The researcher had asked for information about the cost of a controversial program to build new Canadian warships.
The association said Parliamentary budget officer Yves Giroux has estimated the cost to taxpayers of the ship-building contract, which would see 15 new warships built for the Royal Canadian Navy, to be about $84 billion.
According to data cited in a January 2024 Ottawa Citizen story, the project is behind schedule and seeing huge cost overruns.
“Even though this project is still stuck in the dry dock of the Irving Shipyards, it feels like a project that’s already sunk in terms of accountability and transparency,” association president Brent Jolly said.
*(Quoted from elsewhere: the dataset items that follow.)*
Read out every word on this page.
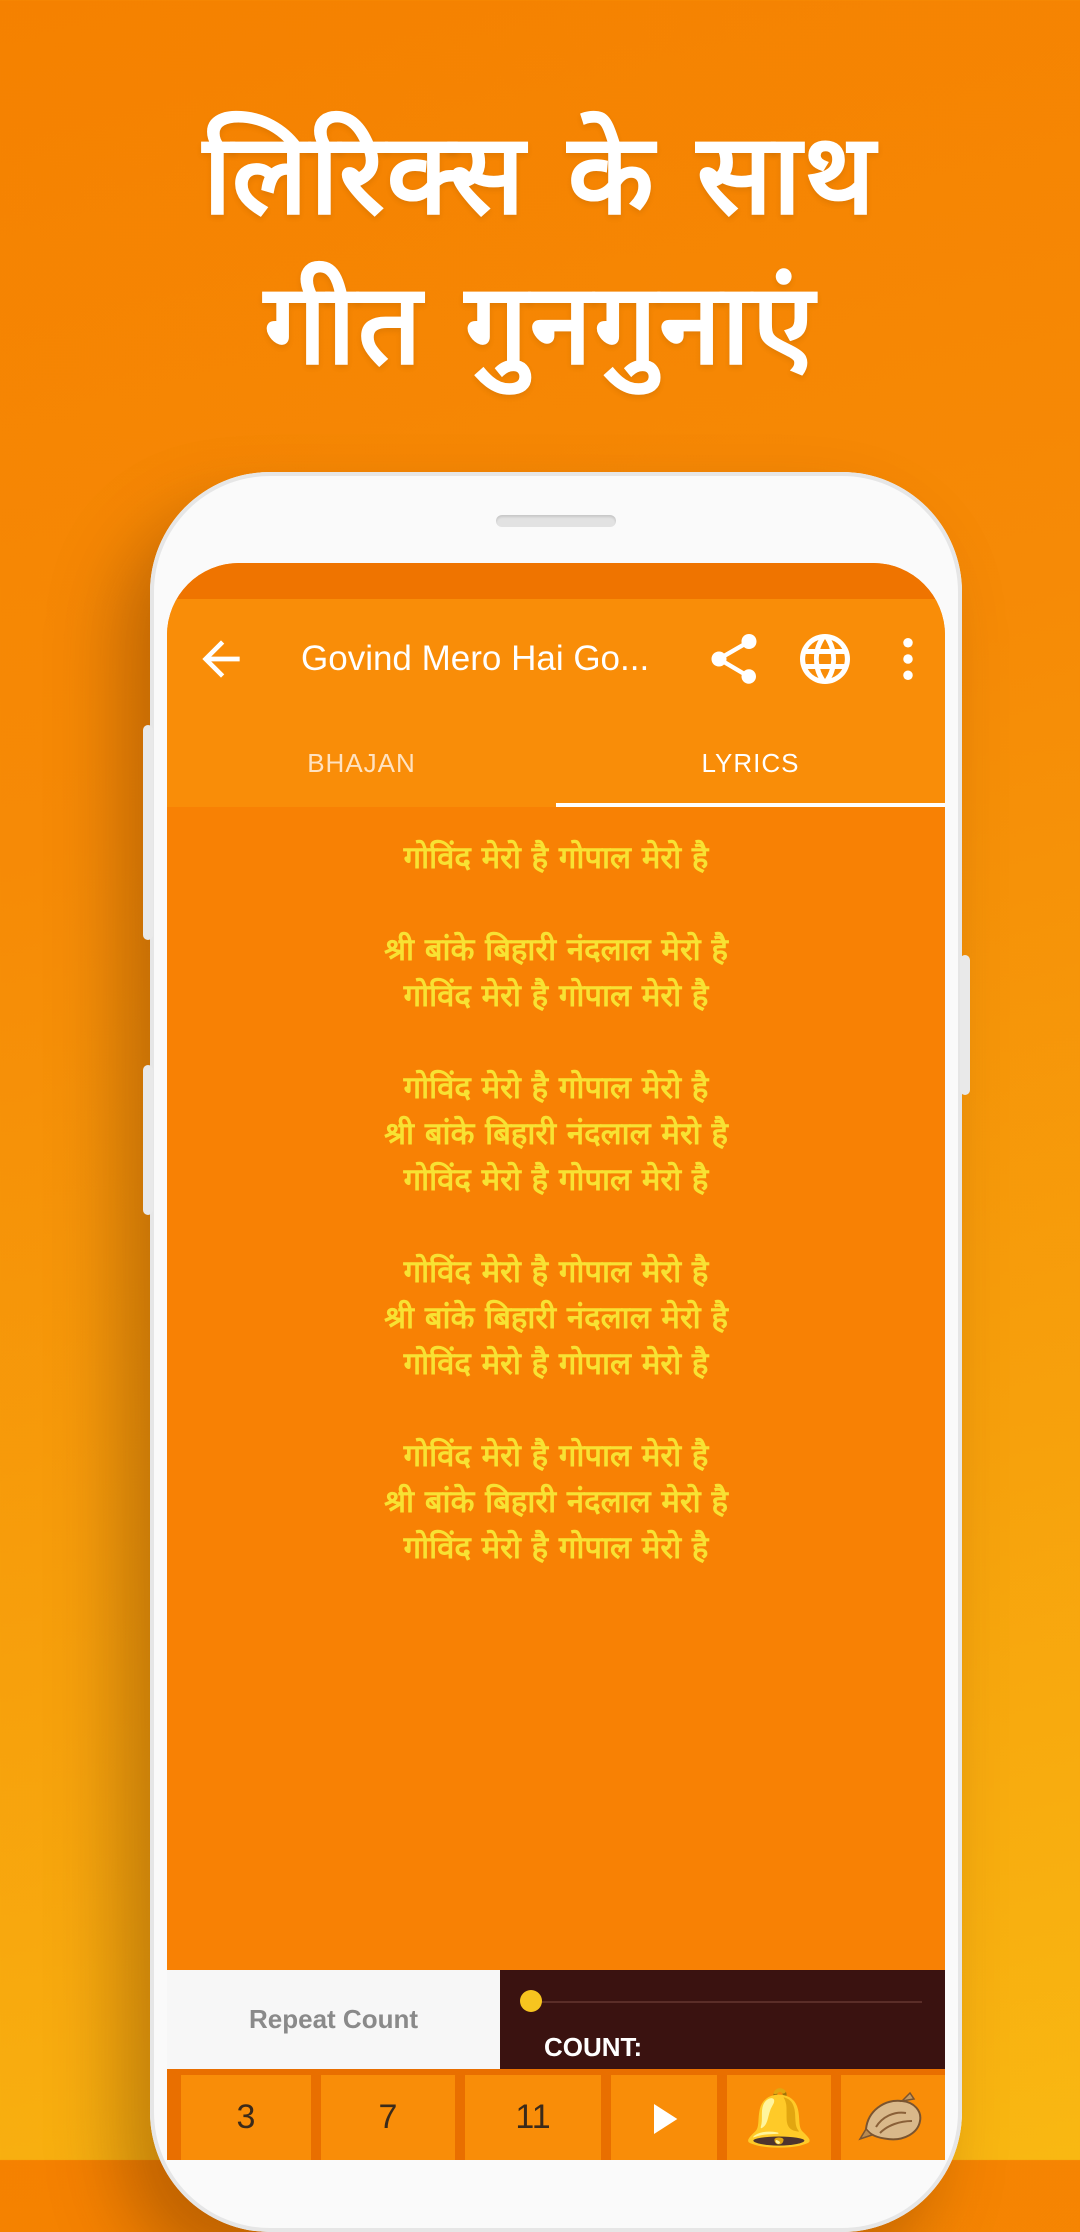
लिरिक्स के साथ
गीत गुनगुनाएं
Govind Mero Hai Go...
BHAJAN	LYRICS
गोविंद मेरो है गोपाल मेरो है
श्री बांके बिहारी नंदलाल मेरो है
गोविंद मेरो है गोपाल मेरो है
गोविंद मेरो है गोपाल मेरो है
श्री बांके बिहारी नंदलाल मेरो है
गोविंद मेरो है गोपाल मेरो है
गोविंद मेरो है गोपाल मेरो है
श्री बांके बिहारी नंदलाल मेरो है
गोविंद मेरो है गोपाल मेरो है
गोविंद मेरो है गोपाल मेरो है
श्री बांके बिहारी नंदलाल मेरो है
गोविंद मेरो है गोपाल मेरो है
Repeat Count
COUNT:
3	7	11	🔔
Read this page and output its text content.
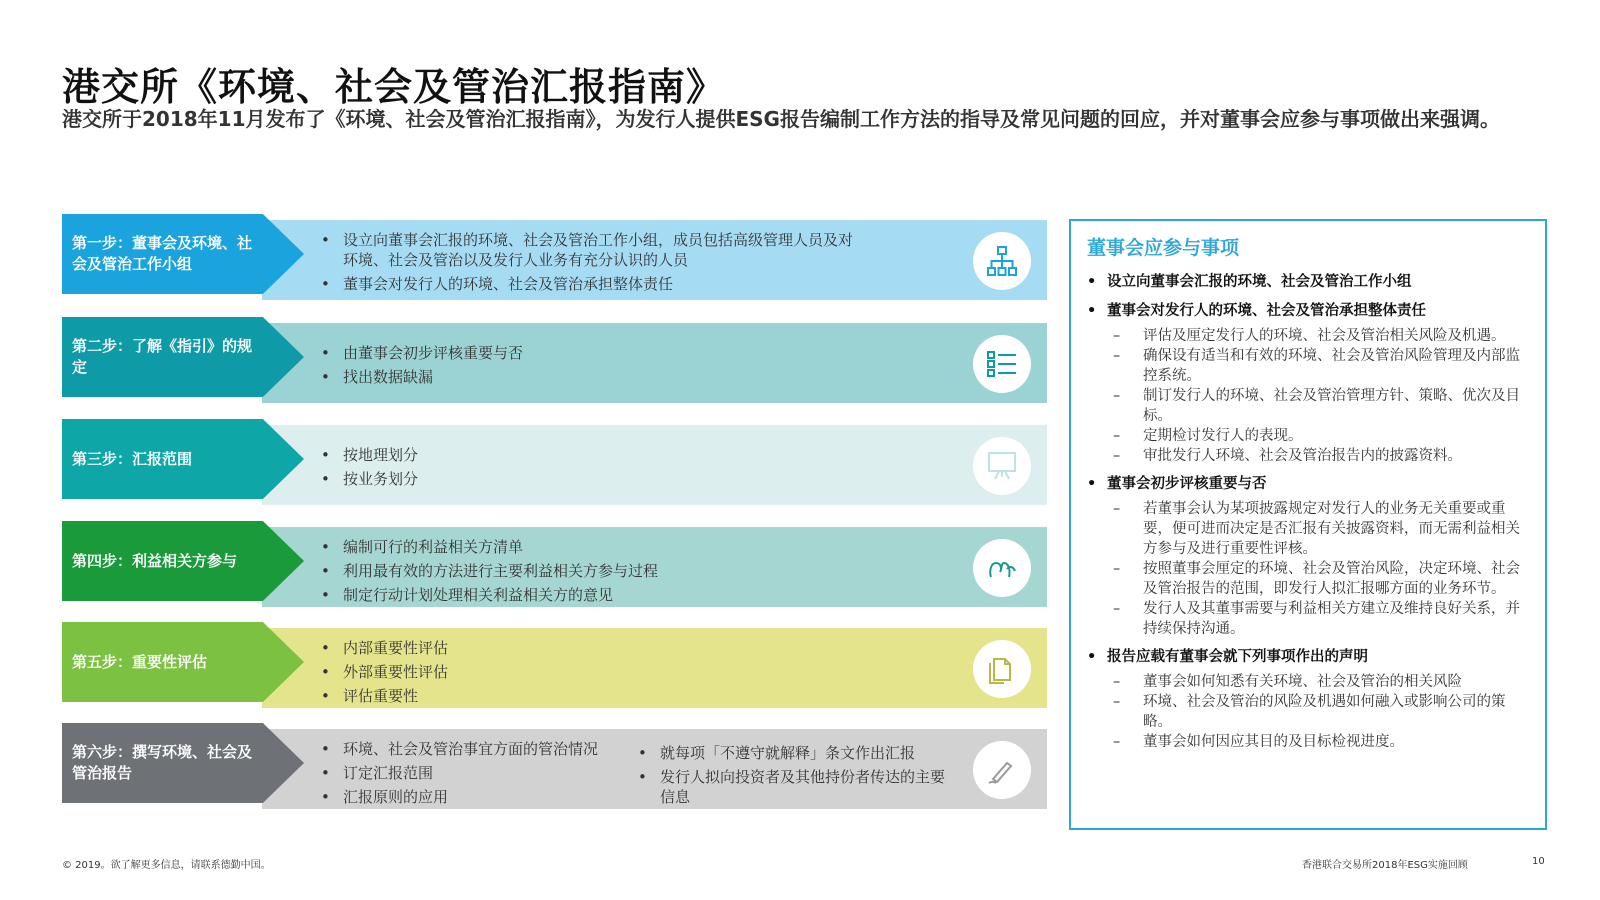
港交所《环境、社会及管治汇报指南》
港交所于2018年11月发布了《环境、社会及管治汇报指南》，为发行人提供ESG报告编制工作方法的指导及常见问题的回应，并对董事会应参与事项做出来强调。
第一步：董事会及环境、社会及管治工作小组
• 设立向董事会汇报的环境、社会及管治工作小组，成员包括高级管理人员及对环境、社会及管治以及发行人业务有充分认识的人员
• 董事会对发行人的环境、社会及管治承担整体责任
第二步：了解《指引》的规定
• 由董事会初步评核重要与否
• 找出数据缺漏
第三步：汇报范围
•	按地理划分
• 按业务划分
第四步：利益相关方参与
• 编制可行的利益相关方清单
• 利用最有效的方法进行主要利益相关方参与过程
• 制定行动计划处理相关利益相关方的意见
第五步：重要性评估
• 内部重要性评估
• 外部重要性评估
• 评估重要性
第六步：撰写环境、社会及管治报告
• 环境、社会及管治事宜方面的管治情况
• 订定汇报范围
• 汇报原则的应用
• 就每项「不遵守就解释」条文作出汇报
• 发行人拟向投资者及其他持份者传达的主要信息
董事会应参与事项
• 设立向董事会汇报的环境、社会及管治工作小组
• 董事会对发行人的环境、社会及管治承担整体责任
– 评估及厘定发行人的环境、社会及管治相关风险及机遇。
– 确保设有适当和有效的环境、社会及管治风险管理及内部监控系统。
– 制订发行人的环境、社会及管治管理方针、策略、优次及目标。
– 定期检讨发行人的表现。
– 审批发行人环境、社会及管治报告内的披露资料。
• 董事会初步评核重要与否
– 若董事会认为某项披露规定对发行人的业务无关重要或重要，便可进而决定是否汇报有关披露资料，而无需利益相关方参与及进行重要性评核。
– 按照董事会厘定的环境、社会及管治风险，决定环境、社会及管治报告的范围，即发行人拟汇报哪方面的业务环节。
– 发行人及其董事需要与利益相关方建立及维持良好关系，并持续保持沟通。
• 报告应载有董事会就下列事项作出的声明
– 董事会如何知悉有关环境、社会及管治的相关风险
– 环境、社会及管治的风险及机遇如何融入或影响公司的策略。
– 董事会如何因应其目的及目标检视进度。
© 2019。欲了解更多信息，请联系德勤中国。	香港联合交易所2018年ESG实施回顾	10
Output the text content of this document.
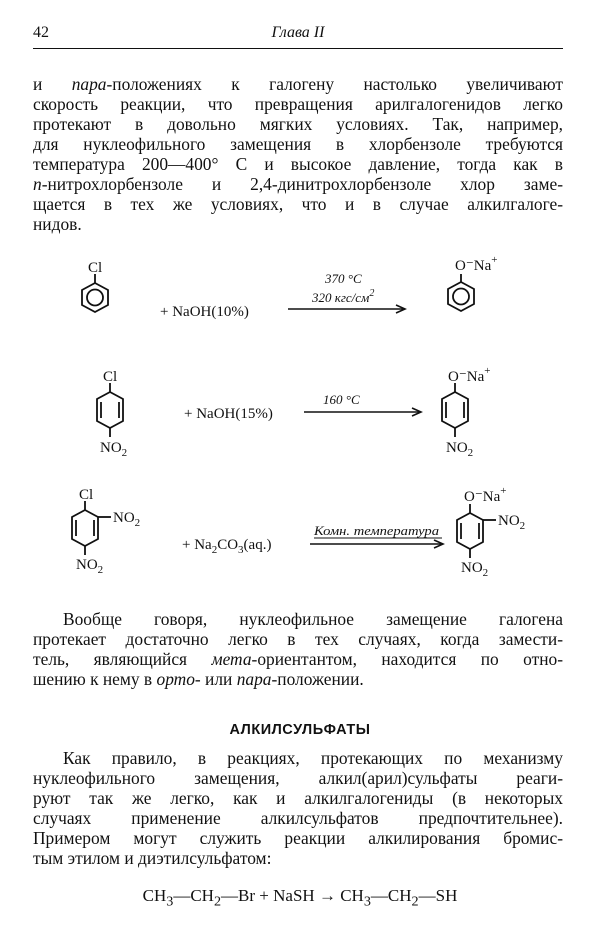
42	Глава II
и пара-положениях к галогену настолько увеличивают
скорость реакции, что превращения арилгалогенидов легко
протекают в довольно мягких условиях. Так, например,
для нуклеофильного замещения в хлорбензоле требуются
температура 200—400° С и высокое давление, тогда как в
п-нитрохлорбензоле и 2,4-динитрохлорбензоле хлор заме-
щается в тех же условиях, что и в случае алкилгалоге-
нидов.
Cl
+ NaOH(10%)
370 °C
320 кгс/$см^2$
O⁻Na+
Cl
$NO_2$
+ NaOH(15%)
160 °C
O⁻Na+
$NO_2$
Cl
$NO_2$
$NO_2$
+ $Na_2CO_3(aq.)$
Комн. температура
O⁻Na+
$NO_2$
$NO_2$
Вообще говоря, нуклеофильное замещение галогена
протекает достаточно легко в тех случаях, когда замести-
тель, являющийся мета-ориентантом, находится по отно-
шению к нему в орто- или пара-положении.
АЛКИЛСУЛЬФАТЫ
Как правило, в реакциях, протекающих по механизму
нуклеофильного замещения, алкил(арил)сульфаты реаги-
руют так же легко, как и алкилгалогениды (в некоторых
случаях применение алкилсульфатов предпочтительнее).
Примером могут служить реакции алкилирования бромис-
тым этилом и диэтилсульфатом:
$CH_3—CH_2—Br$ + NaSH → $CH_3—CH_2—SH$
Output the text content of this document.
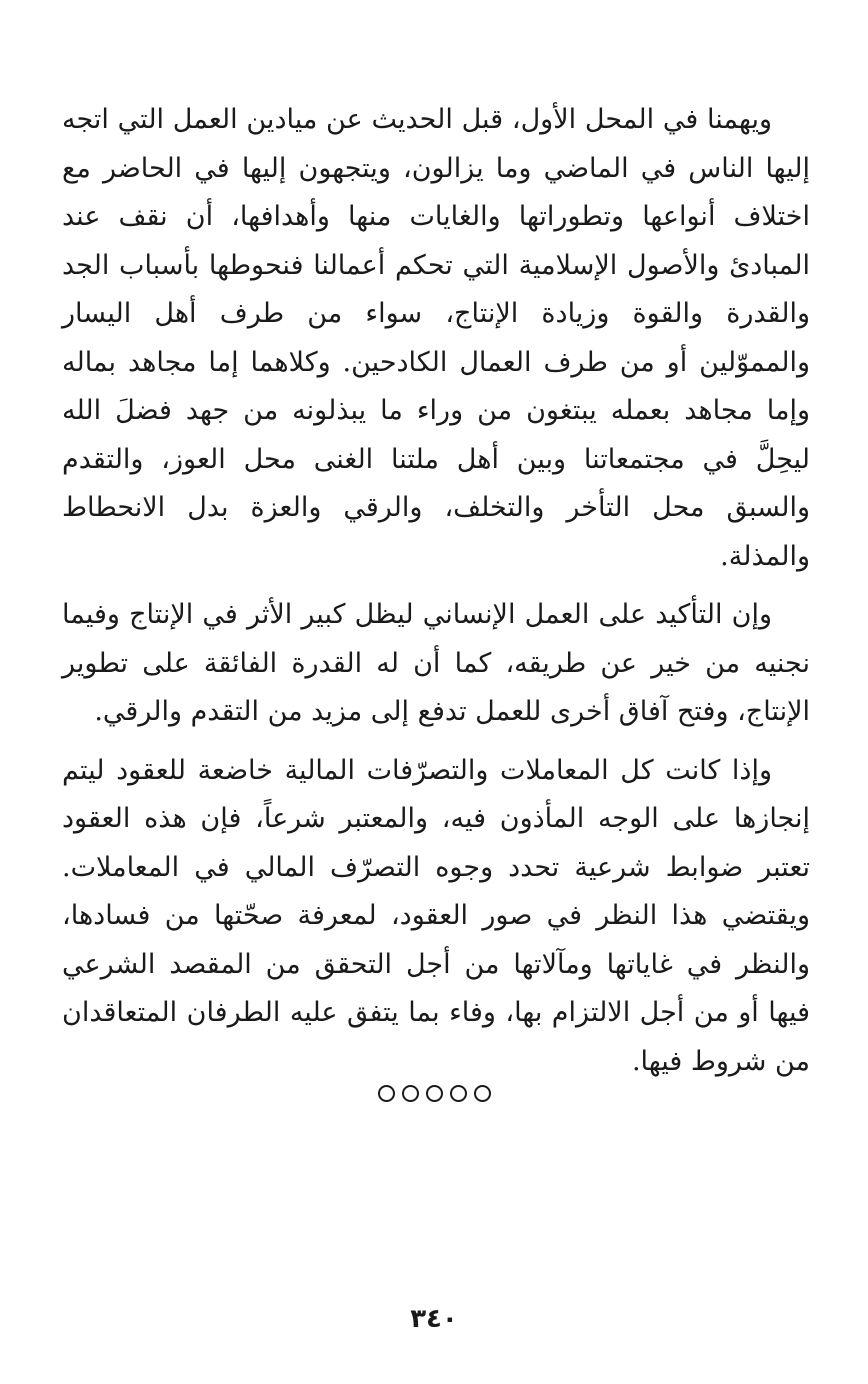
ويهمنا في المحل الأول، قبل الحديث عن ميادين العمل التي اتجه إليها الناس في الماضي وما يزالون، ويتجهون إليها في الحاضر مع اختلاف أنواعها وتطوراتها والغايات منها وأهدافها، أن نقف عند المبادئ والأصول الإسلامية التي تحكم أعمالنا فنحوطها بأسباب الجد والقدرة والقوة وزيادة الإنتاج، سواء من طرف أهل اليسار والمموّلين أو من طرف العمال الكادحين. وكلاهما إما مجاهد بماله وإما مجاهد بعمله يبتغون من وراء ما يبذلونه من جهد فضلَ الله ليحِلَّ في مجتمعاتنا وبين أهل ملتنا الغنى محل العوز، والتقدم والسبق محل التأخر والتخلف، والرقي والعزة بدل الانحطاط والمذلة.

وإن التأكيد على العمل الإنساني ليظل كبير الأثر في الإنتاج وفيما نجنيه من خير عن طريقه، كما أن له القدرة الفائقة على تطوير الإنتاج، وفتح آفاق أخرى للعمل تدفع إلى مزيد من التقدم والرقي.

وإذا كانت كل المعاملات والتصرّفات المالية خاضعة للعقود ليتم إنجازها على الوجه المأذون فيه، والمعتبر شرعاً، فإن هذه العقود تعتبر ضوابط شرعية تحدد وجوه التصرّف المالي في المعاملات. ويقتضي هذا النظر في صور العقود، لمعرفة صحّتها من فسادها، والنظر في غاياتها ومآلاتها من أجل التحقق من المقصد الشرعي فيها أو من أجل الالتزام بها، وفاء بما يتفق عليه الطرفان المتعاقدان من شروط فيها.

٣٤٠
“Misleading journalists and returning 1,700 pages of censored documents to a researcher asking a simple question is both Kafkaesque and indefensible, “he said. “It shows a galling level of disrespect for the intelligence of Canadians and their right to know how their tax dollars are being spent.”
The Citizen’s story said officials with Public Services and Procurement Canada issued a directive that firms interested in maintenance work on the warship program could not talk to journalists.
Instead, they were told to refer all inquiries to the department. “This directive was altered after the Citizen began reporting on the so-called ‘gag order,’” the association said.
Federal cabinet dishonourable mention
This year’s jury also bestowed a dishonourable mention to the federal Cabinet Office for its efforts, in partnership with the Australian government, to secretly undermine the United Nations Declaration on the Rights of Indigenous Peoples (UNDRIP) in 2003.
According to a report from Britain’s Guardian newspaper, cabinet records showed that the Australian government sought to water down the declaration’s language from “self-determination” to “self-management.” Amendments, similarly, were being pursued without Indigenous consultation.
“It is an international embarrassment that Canadians must turn to the documents kept by other countries to understand how decisions were made by our national government on critical files such as those involving Indigenous Peoples,” Jolly said.
He said Canada’s abandonment of proactive cabinet records disclosure in the 1980s “it, in one fell swoop, took us back to the Stone Age in terms of transparency. It was an ill-conceived decision then and one that continues to undermine our collective right to know every single day.”
The Code of Silence Awards are presented annually by the association, the Centre for Free Expression at Toronto Metropolitan University, and the Canadian Journalists for Free Expression.
The awards call public attention to government or publicly funded agencies that work hard to hide information to which the public has a right to under access to information legislation.
The remaining 2023 Code of Silence Awards will be handed out bi-weekly. This year’s winner in the provincial category will be announced on May 22.